On the way out, we noticed a side-temple, the Anyo-in. We shuffled off our shoes and went in.
Hidden from the outer world was a small stone garden, densely planted with curiously shaped rocks. One of them, explained a leaflet, represented the island peak of Horai-san.
We’d found our mountain for the day. I read on:
The concept of this garden came from Horai-Shinsen Thought brought from China, which was the fundamental thought in the long history of traditional Japanese gardens. Horai-Shinsen Thought came from the following legend. It was believed that there were mystic islands including Horai Island far away in the sea, and mountain hermits (Shinsen) who had hidden treasures and a secret formula for everlasting youth and immortal lived there. That was considered the highest idea to reach the Shinsen world of Horai-Shinsen Thought…
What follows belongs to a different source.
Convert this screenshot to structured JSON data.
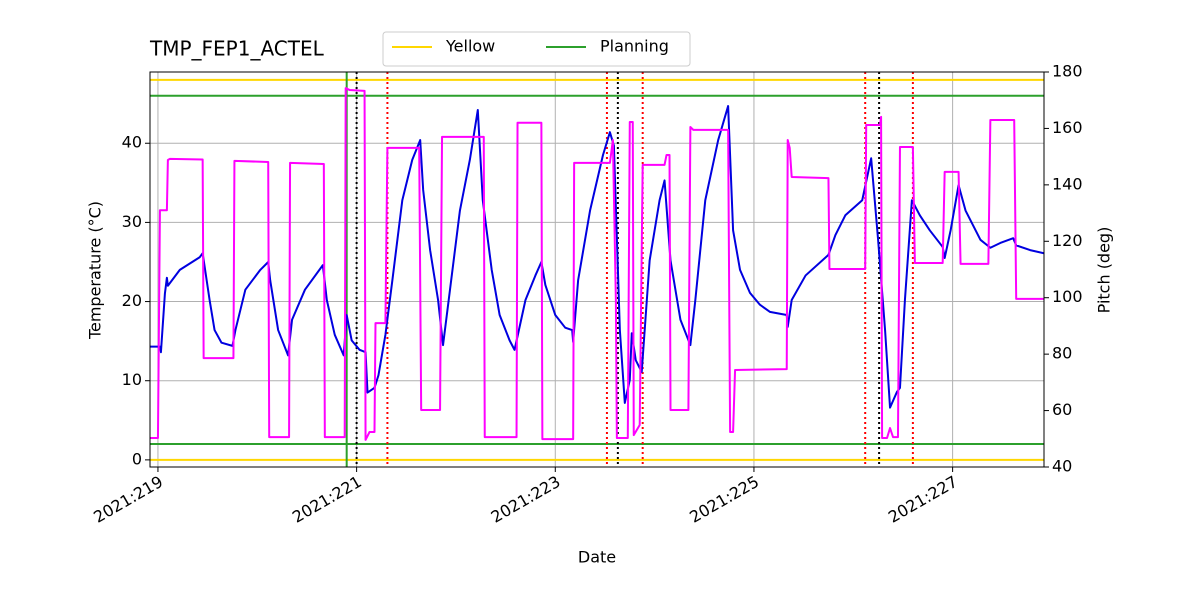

I took out my camera to record the garden, even though the leaflet subtly admonishes such behaviour: Please enjoy this garden, it said, sitting down on the floor and looking at the beauty of this garden with changes by four seasons. You can enjoy not only this garden itself but also profound meanings and thoughts behind it.
No, you can’t capture an image of Horai-san any more than you can climb it. Like Mount Analogue, the island peak is inaccessible. That is why, in a garden, it is never joined to other rocks with a bridge. You might, if you are lucky, reach the Shinsen world of Horai-Shinsen Thought, but never Horai-san itself.
Some have differed on that point. In his book Kwaidan, Lafcadio Hearn (1850-1904) claims to have visited Horai-san. It is a place where the people drink wine from “very small cups”, he reports, and leave their houses unlocked, because there is no need to do otherwise. They are not immortal, however, and the essay ends with a warning: “Evil winds from the West are blowing over Horai; and the magical atmosphere, alas! is shrinking away before them. It lingers now in patches only, and bands – like those long bright bands of cloud that trail across the landscapes of Japanese painters.”
I thought about those patches and bands of Horai-san as we walked back to the van. Just how would you program your GPS if you wanted to find them today? Maybe the Senpai would know. Then, without asking, I understood why he’d chosen to visit Taisanji on a fine autumn day.